One night in 2005, the Library’s Poetry and Literature Center hosted an onstage conversation between Prine and Ted Kooser, U.S. Poet Laureate. It’s always been one of our most popular interviews.

Prine’s parents were from Kentucky but they raised him in a Chicago suburb. He worked as a mailman and an Army mechanic. He sang at a low-rent Chicago bar called the Fifth Peg. His songs, conversational and without pretension, sounded like all of that. Just about everyone who wrote songs in post-Vietnam America admired or adored his work. It was the real thing. Like crystal, if you tapped his music, it tinged. It was that pure.

“Prine’s stuff is pure Proustian existentialism,” Bob Dylan once said. “Midwestern mind-trips to the nth degree.” Bruce Springsteen, who, like Prine, was once dubbed a “new Dylan,” remembered him fondly in a tweet: “…he was never anything but the loveliest guy in the world. A true national treasure and a songwriter for the ages.” Kooser, from their onstage conversation: “He did a better job of holding up the mirror of art to the ’60s and ’70s than any of our official literary poets. And none of our poets wrote anything better about Vietnam than Prine’s ‘Sam Stone.’ ”
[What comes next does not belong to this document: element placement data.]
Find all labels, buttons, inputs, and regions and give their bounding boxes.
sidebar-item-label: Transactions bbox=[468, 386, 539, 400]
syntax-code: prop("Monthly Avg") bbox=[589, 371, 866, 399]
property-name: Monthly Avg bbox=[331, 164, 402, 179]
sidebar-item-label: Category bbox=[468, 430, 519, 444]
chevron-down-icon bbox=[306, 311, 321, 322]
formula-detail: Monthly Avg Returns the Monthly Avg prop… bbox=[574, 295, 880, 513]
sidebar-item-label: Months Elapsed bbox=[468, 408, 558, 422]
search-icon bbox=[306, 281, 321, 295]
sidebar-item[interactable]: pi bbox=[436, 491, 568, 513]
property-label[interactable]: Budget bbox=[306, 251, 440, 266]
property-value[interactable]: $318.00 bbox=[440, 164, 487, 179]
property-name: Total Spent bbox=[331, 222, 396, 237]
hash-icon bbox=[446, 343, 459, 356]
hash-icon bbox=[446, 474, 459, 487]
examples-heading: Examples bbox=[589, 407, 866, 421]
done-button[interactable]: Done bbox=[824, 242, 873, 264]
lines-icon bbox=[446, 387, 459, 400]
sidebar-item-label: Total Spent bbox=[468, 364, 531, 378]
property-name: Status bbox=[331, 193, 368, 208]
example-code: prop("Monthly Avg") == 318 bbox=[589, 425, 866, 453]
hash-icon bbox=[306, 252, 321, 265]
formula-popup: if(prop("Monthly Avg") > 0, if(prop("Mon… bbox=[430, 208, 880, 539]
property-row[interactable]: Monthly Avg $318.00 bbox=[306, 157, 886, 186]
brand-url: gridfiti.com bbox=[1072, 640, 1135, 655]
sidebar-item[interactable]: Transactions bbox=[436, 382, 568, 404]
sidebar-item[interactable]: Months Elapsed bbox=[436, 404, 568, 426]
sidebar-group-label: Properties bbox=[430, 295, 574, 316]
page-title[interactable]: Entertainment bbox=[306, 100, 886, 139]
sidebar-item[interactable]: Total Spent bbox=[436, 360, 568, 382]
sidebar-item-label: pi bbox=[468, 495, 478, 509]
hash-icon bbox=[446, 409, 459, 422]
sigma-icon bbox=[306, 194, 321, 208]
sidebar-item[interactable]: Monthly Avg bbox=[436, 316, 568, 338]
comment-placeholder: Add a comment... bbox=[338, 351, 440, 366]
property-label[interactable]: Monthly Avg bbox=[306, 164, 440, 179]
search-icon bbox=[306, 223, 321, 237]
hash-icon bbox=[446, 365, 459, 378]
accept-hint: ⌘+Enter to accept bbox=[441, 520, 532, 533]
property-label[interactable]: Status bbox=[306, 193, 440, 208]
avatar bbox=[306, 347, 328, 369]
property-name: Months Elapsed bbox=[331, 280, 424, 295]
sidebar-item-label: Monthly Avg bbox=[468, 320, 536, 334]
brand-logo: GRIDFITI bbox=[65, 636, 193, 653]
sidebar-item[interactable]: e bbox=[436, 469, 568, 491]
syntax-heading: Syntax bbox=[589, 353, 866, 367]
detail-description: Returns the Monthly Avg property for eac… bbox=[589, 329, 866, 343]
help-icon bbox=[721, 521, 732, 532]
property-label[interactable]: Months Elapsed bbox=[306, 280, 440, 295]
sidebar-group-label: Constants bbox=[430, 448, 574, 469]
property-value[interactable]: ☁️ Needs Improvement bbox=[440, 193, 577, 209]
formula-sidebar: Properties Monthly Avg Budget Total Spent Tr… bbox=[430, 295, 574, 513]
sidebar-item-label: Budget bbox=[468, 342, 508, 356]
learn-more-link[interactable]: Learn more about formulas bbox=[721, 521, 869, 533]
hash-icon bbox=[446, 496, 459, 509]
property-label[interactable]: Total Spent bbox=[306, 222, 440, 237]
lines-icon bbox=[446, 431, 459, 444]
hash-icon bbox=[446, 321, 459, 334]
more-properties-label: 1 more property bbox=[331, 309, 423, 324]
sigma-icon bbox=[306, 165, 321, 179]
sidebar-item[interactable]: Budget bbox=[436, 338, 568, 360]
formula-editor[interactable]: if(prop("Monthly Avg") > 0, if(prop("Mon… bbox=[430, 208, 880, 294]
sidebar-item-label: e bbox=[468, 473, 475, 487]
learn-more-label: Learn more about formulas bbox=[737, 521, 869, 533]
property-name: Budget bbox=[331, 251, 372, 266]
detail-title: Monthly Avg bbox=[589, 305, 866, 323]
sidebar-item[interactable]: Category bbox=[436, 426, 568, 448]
“Sam Stone” may well be one of the most heartbreaking and effective songs written in the last half of 20th-century American music. Introduced by a funereal organ, it’s a four-minute tale of an American soldier, a young father who comes back a hero from the war in Vietnam. But the war, Prine tells us, had shattered all of Sam’s nerves and “left a little shrapnel in his knee.” Sam becomes a drug addict to ease the pain. He spends all of his family’s money on drugs. (“There’s a hole in daddy’s arm where all the money goes.”) His kids have to wear donated clothes. Sam overdoses and dies. The end.

It was sad and bitter and true, the angst of a nation that seemed to have lost its way. The chorus? “Sweet songs never last too long on broken radios.”

If he’d just written about heartbreak and sorrow, that would have been okay, but that wasn’t what elevated his stuff, because the man could just as easily be hilarious. There was an ironic, witty joy to his music. It couldn’t help but make you smile. “Sally used to play with her hula hoops/Now she tells her problems to therapy groups,” he wrote in the dazzling “Sins of Memphisto,” a surreal song from his 1991 album, “The Missing Years,” one of his best. The next line: “Grandpa’s on the front lawn staring at a rake/wondering if his marriage was a terrible mistake.”

In a later duet with Iris DeMent, he found a happy ending for one of his trademark offbeat couples: ”In spite of ourselves we’ll end up a-sittin on a rainbow/Against all odds, honey, we’re the big door-prize.”

So long, John Prine. America wouldn’t be America without you.